There's no evidence needle exchange, glass kits and injection sites
encourage new drug use or its duration and frequency, she added.

Substitutions like methadone maintenance and prescription heroin for
chronic addicts have proven beneficial over time, helping people lead
more normal lives while lowering the risk of infection, Strike continued.

Dr. Nathan Frank, general manager for methadone clinics in Guelph and
Kitchener, said most patients on methadone are, contrary to popular
opinion, not heroin addicts but people addicted to opiates like OxyContin.

But Penny Rogers, a Cambridge-based AIDS Committee volunteer, warned
heroin is making a comeback on the streets of Kitchener.

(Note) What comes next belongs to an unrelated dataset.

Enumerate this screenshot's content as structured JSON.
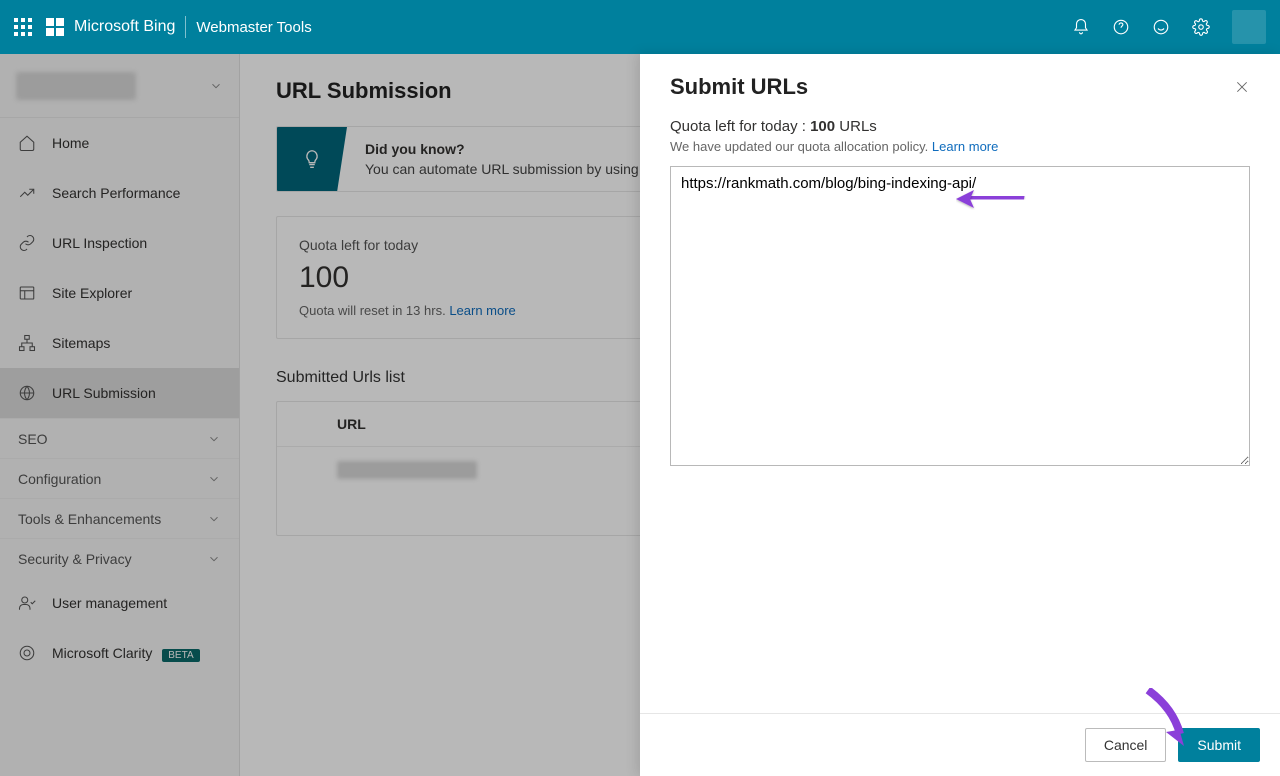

It's also increasingly available in Guelph, Lomax interjected, noting
the street price has dropped to $25 from $35 for "a point," a
reference to a standard single dose.

"I believe heroin's going to make a big comeback," Lomax
said.

If that's the case and the price of heroin continues to fall
"methadone is still the treatment of choice," for chronic users, Dr.
Frank responded. He added the Guelph clinic has a waiting list and
he's trying "to get another doctor to join us."